Мир, в котором мы живём, есть мир, в котором живём мы.
– Подожди, – сказала она, – подожди. Я позабыла, как называется.
– Что называется? – переспросил он.
– Ну, ваше изобретение…
– Изобретение?…
– Вспомнила: дискредитатор времени[9].
– Не дискредитатор, а дискриминатор. Временной дискриминатор. Ты перепутала.
– Дискредитатор мне больше нравится…
– Нет, дискриминатор… Такая штуковина с отрицательной обратной связью. Следящее устройство.
– Оно что – следит?
– Отслеживает всякую всячину. Тебе интересно?
– Ага, рассказывай.
Но прежде всего нужно завести часы, старинные стенные часобои в роскошном футляре красного дерева с резными стрелками на потрескавшемся циферблате. В этой комнате дозволяется делать всё: стоять, например, на голове, если будет желание, доламывать чудом не доломанный приёмник «Восток» или двигать мебель, нельзя только не заводить часы, иначе, предупреждала хозяйка, они остановятся и не пойдут уже ни за что на свете. «Но, Клавдия Ивановна, это предрассудок». – «А вот и не предрассудок, друг мой, они сто лет не останавливались». – «Да ведь была сказка такая – помните? – не знаю, кто написал…» – «Ах, Коля, какие сказки? Какие могут быть сказки, Коля?»

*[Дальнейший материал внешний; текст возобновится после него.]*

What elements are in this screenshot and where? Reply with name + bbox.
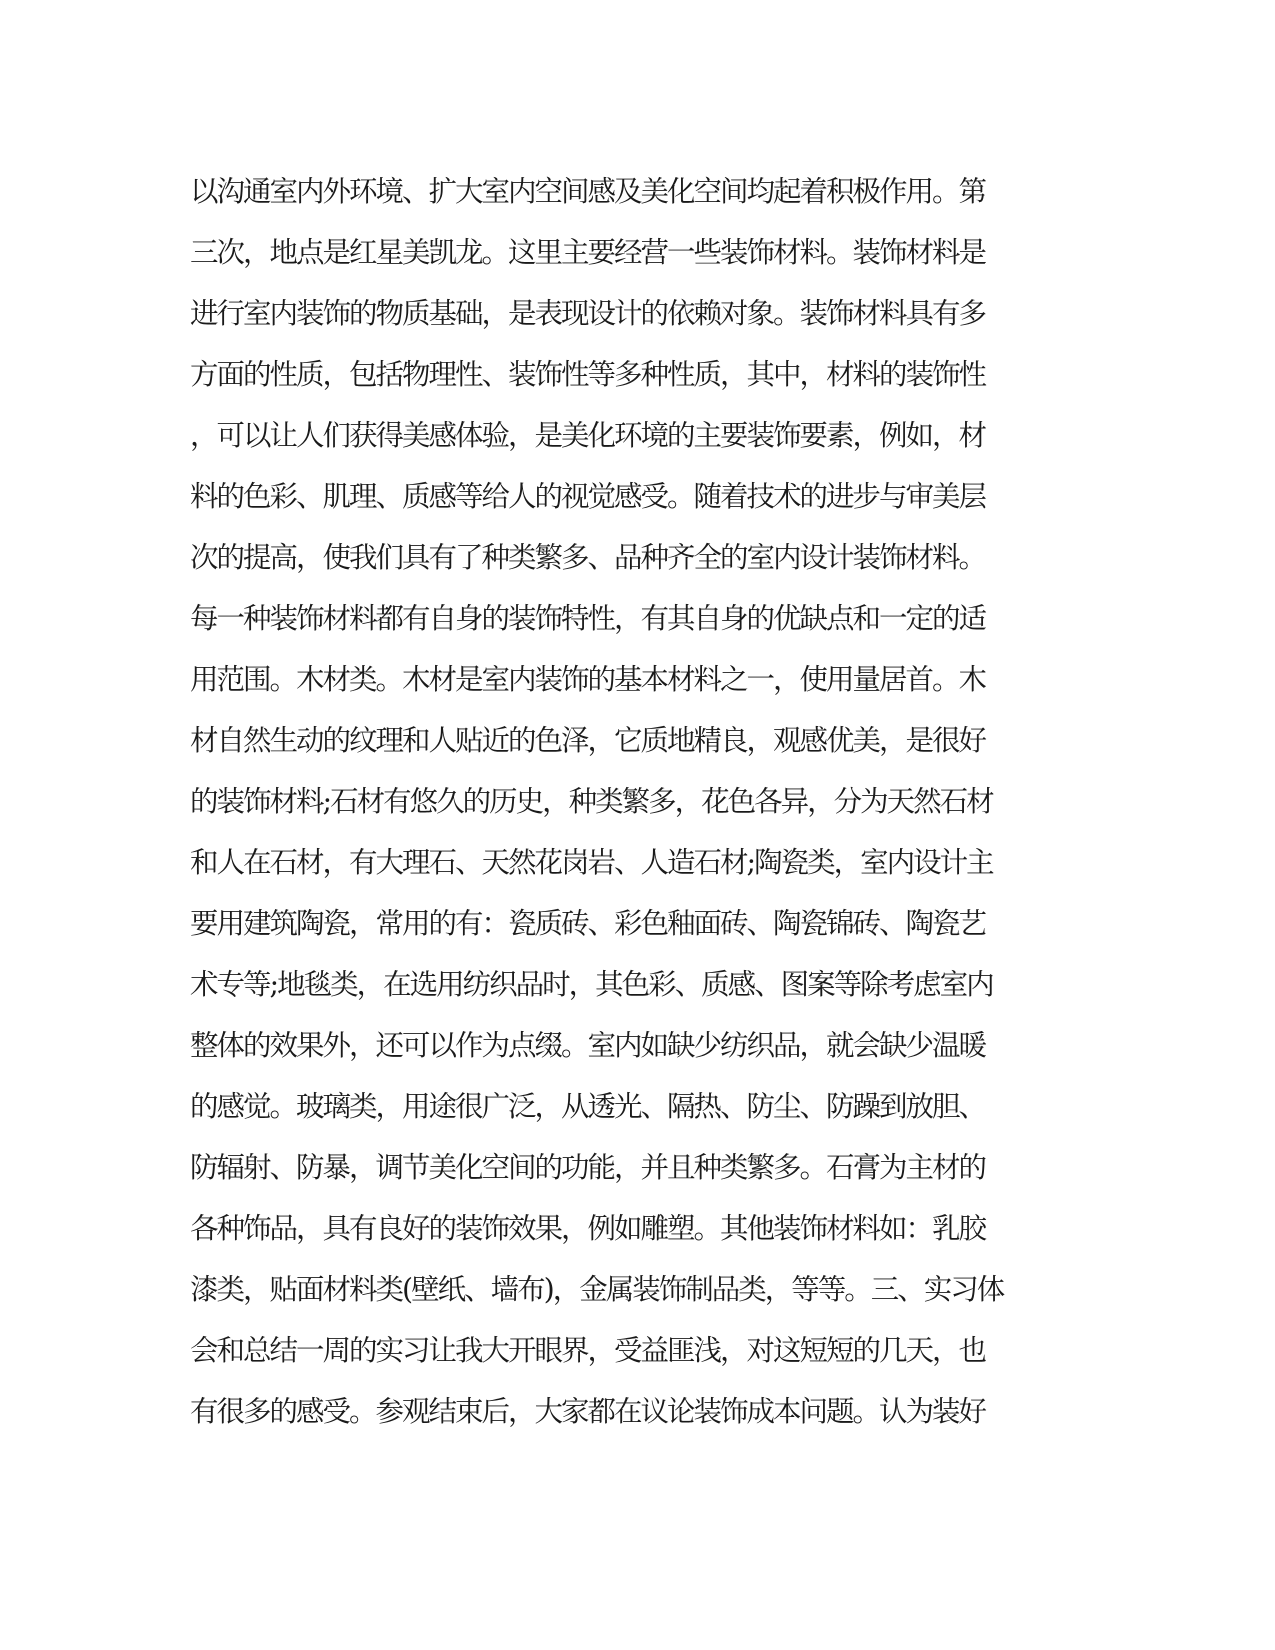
text-line-18: 各种饰品，具有良好的装饰效果，例如雕塑。其他装饰材料如：乳胶 [190,1212,986,1245]
text-line-9: 用范围。木材类。木材是室内装饰的基本材料之一，使用量居首。木 [190,663,986,696]
text-line-3: 进行室内装饰的物质基础，是表现设计的依赖对象。装饰材料具有多 [190,297,986,330]
text-line-8: 每一种装饰材料都有自身的装饰特性，有其自身的优缺点和一定的适 [190,602,986,635]
text-line-14: 术专等;地毯类，在选用纺织品时，其色彩、质感、图案等除考虑室内 [190,968,993,1001]
text-line-2: 三次，地点是红星美凯龙。这里主要经营一些装饰材料。装饰材料是 [190,236,986,269]
text-line-17: 防辐射、防暴，调节美化空间的功能，并且种类繁多。石膏为主材的 [190,1151,986,1184]
text-line-21: 有很多的感受。参观结束后，大家都在议论装饰成本问题。认为装好 [190,1395,986,1428]
body-text [190,161,1090,1442]
text-line-4: 方面的性质，包括物理性、装饰性等多种性质，其中，材料的装饰性 [190,358,986,391]
text-line-12: 和人在石材，有大理石、天然花岗岩、人造石材;陶瓷类，室内设计主 [190,846,993,879]
text-line-19: 漆类，贴面材料类(壁纸、墙布)，金属装饰制品类，等等。三、实习体 [190,1273,1004,1306]
text-line-11: 的装饰材料;石材有悠久的历史，种类繁多，花色各异，分为天然石材 [190,785,993,818]
text-line-15: 整体的效果外，还可以作为点缀。室内如缺少纺织品，就会缺少温暖 [190,1029,986,1062]
text-line-13: 要用建筑陶瓷，常用的有：瓷质砖、彩色釉面砖、陶瓷锦砖、陶瓷艺 [190,907,986,940]
text-line-16: 的感觉。玻璃类，用途很广泛，从透光、隔热、防尘、防躁到放胆、 [190,1090,986,1123]
text-line-10: 材自然生动的纹理和人贴近的色泽，它质地精良，观感优美，是很好 [190,724,986,757]
text-line-20: 会和总结一周的实习让我大开眼界，受益匪浅，对这短短的几天，也 [190,1334,986,1367]
text-line-6: 料的色彩、肌理、质感等给人的视觉感受。随着技术的进步与审美层 [190,480,986,513]
text-line-5: ，可以让人们获得美感体验，是美化环境的主要装饰要素，例如，材 [190,419,986,452]
text-line-1: 以沟通室内外环境、扩大室内空间感及美化空间均起着积极作用。第 [190,175,986,208]
text-line-7: 次的提高，使我们具有了种类繁多、品种齐全的室内设计装饰材料。 [190,541,986,574]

Коля и Оля. Известная формула, где переменные на сей раз обретают значения «Коля» и «Оля», уже была по-старомодному начертана кем-то – чудесная предусмотрительность! – на стене в парадной. Тогда, поднимая по лестнице тяжёлый чемодан с книгами, он сказал: «Погляди». И она, поглядев, ответствовала: «Это не про нас», кажется, нисколько не удивившись. На четвёртом этаже он долго возился с ключами («чужой замок – загадка»), она тем временем перегнулась через перила: «У!» – и ещё громче: «У! У!» – в широкий пролёт лестницы, но эхо не откликалось.
Иными словами, приехали.
Да, Оля, приехали. Стоим посреди непроветренной комнаты возле тюков и чемоданов, перед этими старинными, только что заведёнными часами и огромным зеркалом (а в нём ещё двое); вечерний свет льётся в окно (хозяйка убрала занавески), и чей-то голос, доносящийся со двора, зовёт некую Нину смотреть телевизор; голубь, ковыляющий по карнизу, задевает крылом за стекло, а мы стоим посреди комнаты и глядим друг на друга, два счастливых человека – она старше его «на целых три года», а что до дисгармоний из-за возрастных несоответствий, то брошюры с рекомендациями уже сданы в «Старую книгу» (по гривеннику, к радости обоих, минус две копейки комиссионных), и никаких советов не надо. Коля, обними Олю. «И пленила ты сердце моё одним взглядом очей твоих». (Я же начётчик.) Слышишь? Александр Степанович.
Александр Степанович, единственный сосед по квартире, сдержанно, ненавязчиво, негромко стучится в дверь: «Здравствуйте!»
– Здравствуйте. – Оля поправляет свитер.
– Я что? Я, значит, знакомиться…
– Нам говорила Клавдия Ивановна, вы – Александр Степанович.
– А вы Николай как бы и Ольга.
– Николай и Ольга.
– Очень приятно.
– Очень приятно.
– Очень приятно.
У Александра Степановича стриженая голова. Он огромен и неуклюж и тяжело дышит. Пришлось повернуться боком, чтобы не застрять в дверном проёме.
– Повезло вам со мной, ребята, даже завидую, как повезло. Человек я тихий, непьющий, благо… кхе-кхе… ушный. Благодушный, говорю. Только вот кашляю много. Простужаюсь. Работа такая, кхе-кхе, вредная…
Есть что-то располагающее в его манере жмуриться при каждом «кхе-кхе» и беспрерывно вращать головой; то в сторону Коли, то в сторону Оли обращено луноподобное лицо Александра Степановича; причём голова за неимением шеи растёт прямо из туловища… Минуту терпения, Коля и Оля. Пожалуйста, Александр Степанович.